そのままでは再利用できないパーツも、「資源」として再利用が可能です。金属はもちろん、ガラスも溶かして再び使えます。

素材としてどう再利用されるのか

実際に素材として再利用される場合、何に再利用されるのかを解説します。車の素材は主に「銅・アルミ・ステンレス・鉄」といった金属が大半を占めています。金属に詳しくないような方でも、これら金属の名前は良く知っているでしょう。銅であれば10円玉硬貨や、銅線など。アルミであれば同じく1円玉硬貨やアルミホイルなど。ステンレスは錆びにくく、硬い金属です。ステンレス製フライパンや鍋など、調理器具の素材としても使われています。鉄も例外ではありません。むしろ鉄は人類の生活において水や空気と同じく、必要不可欠な資源であると言えます。

なにせ世界の製鉄量は年間13億トンとされ、そのうち新しく製鉄されるものが8億トンほど、自動車のスクラップなどから再利用される鉄は5億トンもあり、人類の生活に欠かせないからこそ、限られた鉄を再利用して使いまわしているのです。

鉄スクラップについて

鉄のリサイクルについてより詳細に解説していきましょう。

まず、スクラップにも種類があります。同じ鉄のスクラップでも、その由来によって大きく2つに分類されます。既に存在している鉄製品などを解体・スクラップにしたものを「市中スクラップ」と言います。鉄を使った加工で発生した鉄の削りカスや切れ端を「新断スクラップ」と言います。廃車の再利用によって生まれるのは、「市中スクラップ」の方です。

しかし、こういったものには「純度」というものがあり、鉄のスクラップだからといって、100%の鉄というわけではないのです。鉄純度の低いものもあれば、単純に使った鉄鉱石の質による違いもあります。スクラップの元になった部品の大きさ・厚さなどでクラス分けされます。クラス分けは数十種類にも及び、クラスに応じて再利用されているのです。

例えば同じ車の鉄スクラップだとしても、外装部分の薄く柔らかい鉄部品のスクラップと、ネジなどの硬く小さい鉄部品のスクラップでは、再利用方法も異なります。もちろんこれらは改めて精錬され、製品として再加工できるよう再加工されます。

スクラップの精錬と環境汚染

人類による環境汚染。それは、人が火を使い始めた頃から始まったと言っても過言ではありません。

物を燃やすと二酸化炭素が生まれます。多くの物を燃やすとそれだけ二酸化炭素が生まれ、更には燃やすものによっては、毒性のある成分がガスとなって大気に充満し、環境を汚染してしまいます。そして、現代においても金属の精錬やごみ処理は燃やすことによって行われます。

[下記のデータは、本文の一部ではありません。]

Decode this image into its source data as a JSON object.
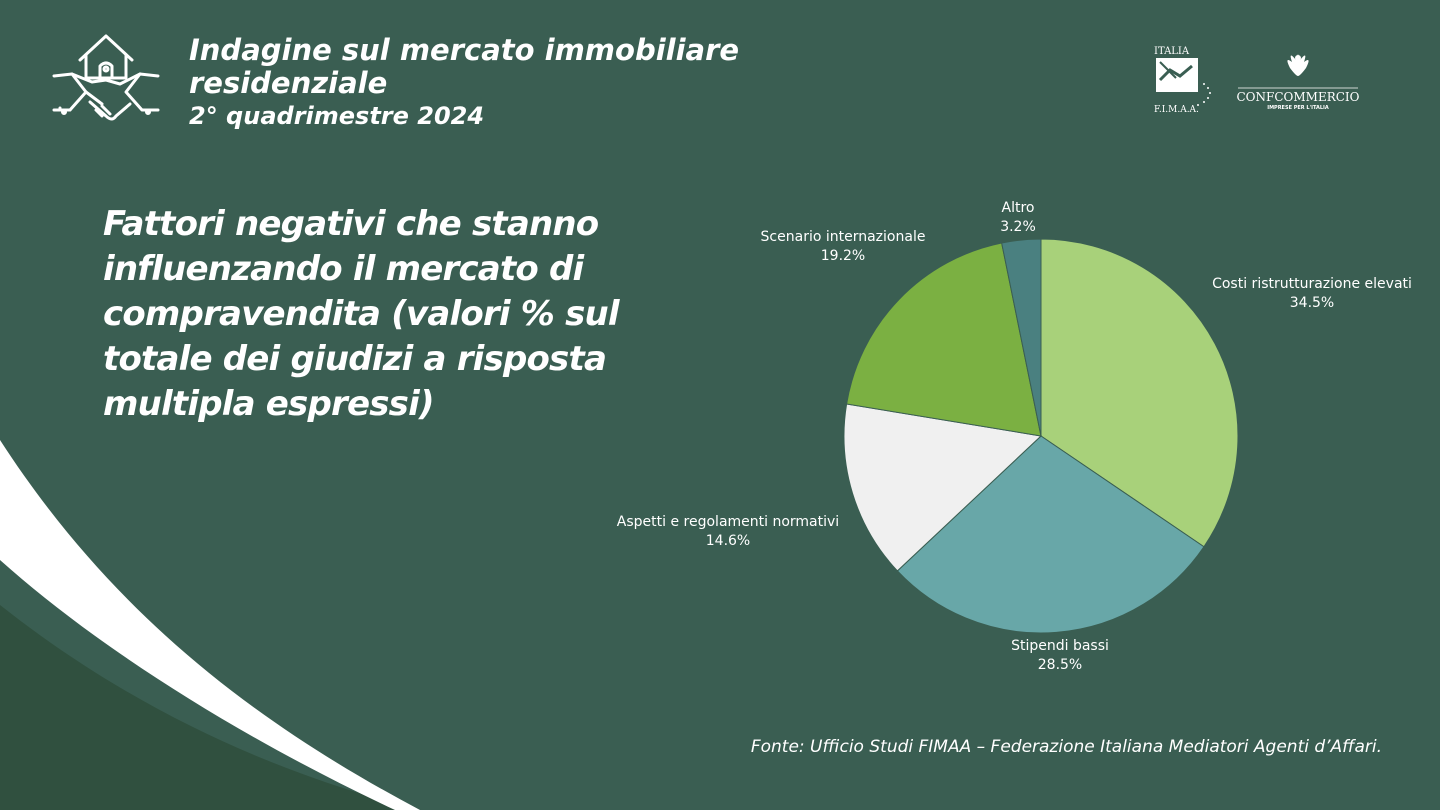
{
  "header": {
    "title": "Indagine sul mercato immobiliare residenziale",
    "subtitle": "2° quadrimestre 2024",
    "icon": "house-handshake-icon"
  },
  "logos": {
    "fimaa_top": "ITALIA",
    "fimaa_bottom": "F.I.M.A.A.",
    "confcommercio": "CONFCOMMERCIO",
    "confcommercio_sub": "IMPRESE PER L'ITALIA"
  },
  "main": {
    "heading": "Fattori negativi che stanno influenzando il mercato di compravendita (valori % sul totale dei giudizi a risposta multipla espressi)"
  },
  "chart_data": {
    "type": "pie",
    "slices": [
      {
        "label": "Costi ristrutturazione elevati",
        "value": 34.5,
        "value_label": "34.5%",
        "color": "#a8d17a"
      },
      {
        "label": "Stipendi bassi",
        "value": 28.5,
        "value_label": "28.5%",
        "color": "#68a7a8"
      },
      {
        "label": "Aspetti e regolamenti normativi",
        "value": 14.6,
        "value_label": "14.6%",
        "color": "#f0f0f0"
      },
      {
        "label": "Scenario internazionale",
        "value": 19.2,
        "value_label": "19.2%",
        "color": "#7bb042"
      },
      {
        "label": "Altro",
        "value": 3.2,
        "value_label": "3.2%",
        "color": "#4a8080"
      }
    ]
  },
  "footer": {
    "source": "Fonte: Ufficio Studi FIMAA – Federazione Italiana Mediatori Agenti d’Affari."
  },
  "colors": {
    "background": "#3a5e52",
    "decor_stripe": "#ffffff",
    "decor_dark": "#30503f"
  }
}
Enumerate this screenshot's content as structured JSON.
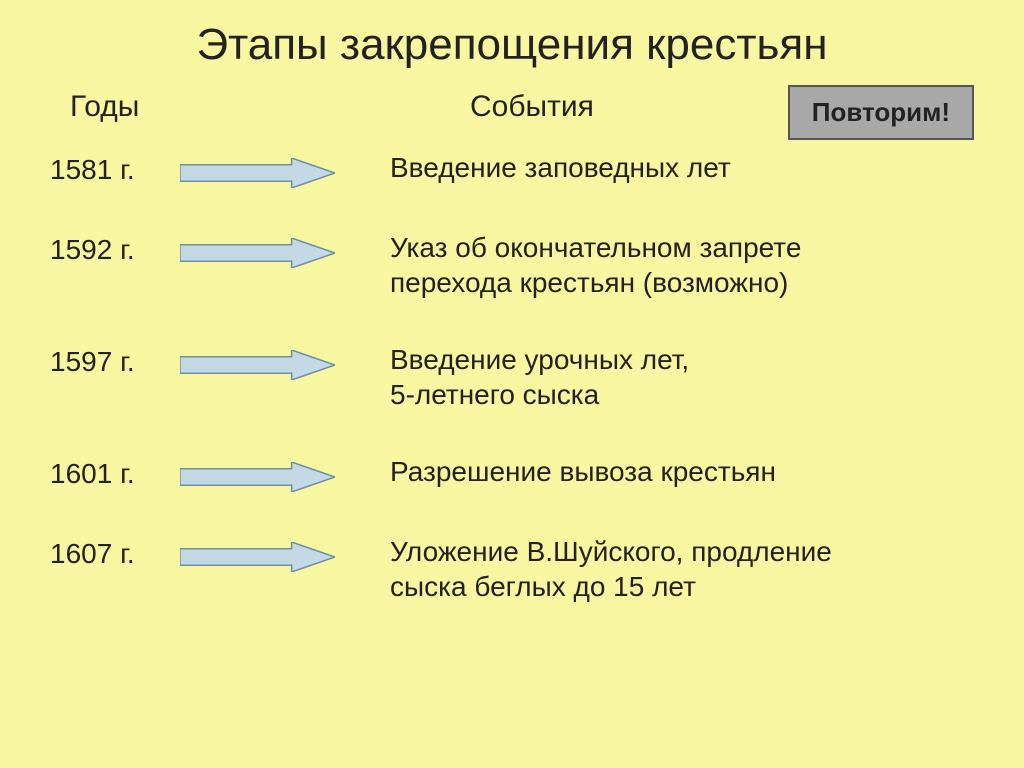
{
  "background_color": "#f8f6a0",
  "text_color": "#222222",
  "title": "Этапы закрепощения крестьян",
  "title_fontsize": 44,
  "header_years": "Годы",
  "header_events": "События",
  "header_fontsize": 30,
  "button": {
    "label": "Повторим!",
    "bg": "#a8a8a8",
    "border": "#555555"
  },
  "arrow": {
    "fill": "#c3d9e4",
    "stroke": "#6b8fa3",
    "width": 155,
    "height": 30
  },
  "rows": [
    {
      "year": "1581 г.",
      "event": "Введение заповедных лет"
    },
    {
      "year": "1592 г.",
      "event": "Указ об окончательном запрете\n перехода крестьян (возможно)"
    },
    {
      "year": "1597 г.",
      "event": "Введение урочных лет,\n5-летнего сыска"
    },
    {
      "year": "1601 г.",
      "event": "Разрешение вывоза крестьян"
    },
    {
      "year": "1607 г.",
      "event": "Уложение В.Шуйского, продление\nсыска беглых до 15 лет"
    }
  ],
  "row_fontsize": 28
}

鉄鉱石の製鉄には石炭が用いられ、化石燃料を消費します。これにより、膨大な量の二酸化炭素を排出することになります。しかし、一度精錬済みのスクラップは石炭を用いる必要なく、電気炉という、電気を燃料にした炉で精錬することが可能です。

電気炉は石炭による燃焼炉と比較して、遥かに二酸化炭素の排出量が少なく、同量の鉄を精錬する場合、電気炉と燃焼炉を比較すると、電気炉は燃焼炉の4分の1まで二酸化炭素の排出量を抑えることが可能なのです。

新しく鉄鉱石から新鉄を精錬せず、同量の鉄スクラップを再精錬すれば、資源を節約できます。

まだまだ改善の余地がある廃車リサイクル

廃車のリサイクルは、世界で一丸となり向き合うべき問題です。日本の自動車会社でも、13社が廃車リサイクルのために手を取り合って協力関係を築いています。

現状、廃車の資源再利用率はは車1台に対しておよそ8割程度。残った2割の再利用不可能なスクラップは、シュレッダーダストとして、主には埋立処分場において埋立処理されています。

資源と同様に、土地も有限です。シュレッダーダストとして埋められているのは、再利用不可能なプラスチックなど。これらは土に数年で還るような素材でもなければ、動植物の栄養になるどころか、毒性のある物質です。埋立処分そのものが環境を悪化させる行為であり、段々と埋立処理場の限界も見えてきています。最終的な目標は100%のリサイクルですが、当面は99%リサイクルを目指し、各自動車メーカーもリサイクル研究を進めています。これは自動車界隈に限った話ではなく、身近にあるちょっとした道具やゴミでも、積極的にリサイクルをして、無駄な資源浪費と環境汚染を抑えるように努力するべきでしょう。

まとめ

以上、廃車と鉄のリサイクルなどについて解説しました。

鉄は人類に欠かせない金属であり、科学が発展して様々な合金が生まれた今でも、鉄は最も利用される金属であると言えます。そんな鉄も有限であり、いつかはなくなってしまいます。鉄及び資源の再利用に対する取り組みを、我々も知っておくべきでしょう。